Need some divine therapy?

Thomas Keating calls contemplative prayer the divine therapy. We are all in need of therapy. Our overwhelming feelings, confusing emotions, and need for perspective regularly send us out in search of the latest and greatest podcasts, books, sermons, TED talks, therapists, self-help articles, and “guides” of every kind. The sheer amount of time and money we spend on “therapy” in our world today is staggering. If you know me at all, you know how much I value counseling, life coaching, and spiritual direction. I have all three of these people in my life and I am immeasurably grateful for them.  

However, there is a tendency in most of us to externalize our personal growth. We often think if we just find that right thing, then all will be well.
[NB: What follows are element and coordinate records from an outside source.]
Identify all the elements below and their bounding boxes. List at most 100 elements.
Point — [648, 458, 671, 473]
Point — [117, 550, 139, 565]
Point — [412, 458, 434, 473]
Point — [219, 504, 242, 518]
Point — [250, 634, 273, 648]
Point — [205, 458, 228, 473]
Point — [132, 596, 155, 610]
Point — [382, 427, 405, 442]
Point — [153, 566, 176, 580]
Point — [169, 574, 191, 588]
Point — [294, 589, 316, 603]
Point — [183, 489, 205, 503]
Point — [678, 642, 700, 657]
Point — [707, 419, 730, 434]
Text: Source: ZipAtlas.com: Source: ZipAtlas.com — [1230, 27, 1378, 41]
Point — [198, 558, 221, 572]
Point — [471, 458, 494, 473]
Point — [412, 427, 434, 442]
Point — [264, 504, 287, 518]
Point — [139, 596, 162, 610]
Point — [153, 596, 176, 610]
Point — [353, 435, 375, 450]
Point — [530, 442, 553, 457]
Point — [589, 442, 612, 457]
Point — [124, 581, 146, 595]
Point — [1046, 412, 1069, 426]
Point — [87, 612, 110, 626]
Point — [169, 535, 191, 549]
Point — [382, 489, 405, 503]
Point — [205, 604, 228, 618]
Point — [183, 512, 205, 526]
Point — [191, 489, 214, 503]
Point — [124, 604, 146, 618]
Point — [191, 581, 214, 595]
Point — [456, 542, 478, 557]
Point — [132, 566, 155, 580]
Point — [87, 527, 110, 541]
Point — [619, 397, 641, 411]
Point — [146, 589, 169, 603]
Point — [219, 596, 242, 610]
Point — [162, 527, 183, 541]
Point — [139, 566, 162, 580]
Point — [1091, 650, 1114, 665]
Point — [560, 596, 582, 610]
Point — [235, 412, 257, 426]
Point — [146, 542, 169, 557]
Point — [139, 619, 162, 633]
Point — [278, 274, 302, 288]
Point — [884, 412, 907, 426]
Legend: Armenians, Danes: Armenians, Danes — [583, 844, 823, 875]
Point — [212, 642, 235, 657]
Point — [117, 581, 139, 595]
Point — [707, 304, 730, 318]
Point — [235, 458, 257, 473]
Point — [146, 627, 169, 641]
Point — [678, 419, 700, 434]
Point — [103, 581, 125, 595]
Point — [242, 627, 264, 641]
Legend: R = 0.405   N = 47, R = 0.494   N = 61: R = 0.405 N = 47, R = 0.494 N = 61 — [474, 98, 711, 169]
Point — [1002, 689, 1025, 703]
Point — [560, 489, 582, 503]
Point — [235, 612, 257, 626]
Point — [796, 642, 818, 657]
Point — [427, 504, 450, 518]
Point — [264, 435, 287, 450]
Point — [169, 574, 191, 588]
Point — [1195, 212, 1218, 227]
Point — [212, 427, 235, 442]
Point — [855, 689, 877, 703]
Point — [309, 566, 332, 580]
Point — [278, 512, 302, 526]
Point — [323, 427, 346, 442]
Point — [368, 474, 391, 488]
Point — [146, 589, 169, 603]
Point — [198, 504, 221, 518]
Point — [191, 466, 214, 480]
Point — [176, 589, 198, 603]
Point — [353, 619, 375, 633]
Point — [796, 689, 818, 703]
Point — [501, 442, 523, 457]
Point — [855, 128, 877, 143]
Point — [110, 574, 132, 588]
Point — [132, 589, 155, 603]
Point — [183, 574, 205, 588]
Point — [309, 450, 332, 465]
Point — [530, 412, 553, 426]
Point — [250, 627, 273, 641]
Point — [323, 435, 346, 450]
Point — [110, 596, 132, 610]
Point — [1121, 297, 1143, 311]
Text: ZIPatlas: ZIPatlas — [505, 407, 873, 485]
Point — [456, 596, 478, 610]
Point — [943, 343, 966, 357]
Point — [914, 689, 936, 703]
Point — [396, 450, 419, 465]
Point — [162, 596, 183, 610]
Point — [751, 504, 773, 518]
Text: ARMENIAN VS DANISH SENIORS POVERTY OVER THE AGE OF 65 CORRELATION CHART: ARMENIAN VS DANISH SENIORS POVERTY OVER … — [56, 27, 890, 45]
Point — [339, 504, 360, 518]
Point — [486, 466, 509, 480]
We often mistakenly think that if there is not outward, visible progress in our lives then we must not be growing. This is a mistake because some of God’s best work in our lives comes from periods of waiting. When we are waiting, we may feel like maybe God went away. When we are waiting we may not feel God moving at all. When we are waiting, we may wonder if this restlessness will ever end.

Great saints of the past have spoken of purgation, illumination, and union. Purgation (a purging) is that place where we are being stripped of everything that isn’t God. It can be painful, it can feel lonely, and we can wonder if illumination and light will ever come again. In these moments, we are like the caterpillar in its cocoon. We are waiting, and in this waiting – in fact only in this dark space – some wonderful things can be born if we will let them be. There is both a surrender and a fight inside the cocoon. There is a struggle inside that must occur. The wings of a butterfly become strong and colorful because of that struggle, from that time in darkness. If we cut the cocoon open early, freeing the caterpillar from its struggle, we will see a butterfly that is both colorless and powerless to fly. We must surrender on some level and resist the urge that comes to cut the cocoon shell prematurely. Sometimes we cut our own cocoon shell and we leave the present moment by numbing our pain with addiction, busyness, or spiritually bypassing the pain altogether. God patiently and gently invites us back to the present, the only place where His presence resides. The beauty and the power in our lives often come from God’s work in the dark.

Many of us think of prayer as something we need to do. We think of it as a time for us to accomplish something. I’ve prayed today, check, now what is next? Contemplative prayer is more of a relationship than a task. As one mentor of mine recently said, “It is like laying in a hammock with your lover.” Imagine praying as “hammock time” with God! It is more of a passive work. Some of the most important things that happen in our lives may be invisible but they are no less real.

G.K. Chesterton once said, “When trees are waving wildly in the wind, one group of people thinks that it is the wind that moves the trees; the other group thinks that the motion of the trees creates the wind.” In our world, we are trained to trust in the material, trained to think that it must be the tree moving that has created the wind, because the tree is what we can see with our eyes. God’s spirit, who moves freely like the wind, is every bit as real as the trees that sway in His mighty breath.

God is patient, kind, and always near. St. Augustine said, “God is more near to you than you are to yourself.” God abides, always, it is we who are often absent. May you draw near to the One whose love for you knows no limit, and may you lounge in the hammock with the lover of your soul today.

One thought on “Need some divine therapy?

  1. Dang it – I was trying to leave a comment and WordPress kicked me out. Lemme try again. I was saying that the waiting/cocoon seasons are so often gut-wrenchingly painful, even though a big part of me “gets” what God’s up to… is that because my flesh resists them, is uncomfortable surrendering to God in them? Ugh. He’s proven Himself and His invisible, internal work faithful, trustworthy, time and time and time again… why do I still struggle to sit still with Him in the dark? I write and talk about how good and rich this stuff is, how it deepens our companionship with Him – you’d think I’d be a little better at it. (And this isn’t what I said the first time – that was more polished. This is raw. Ha.)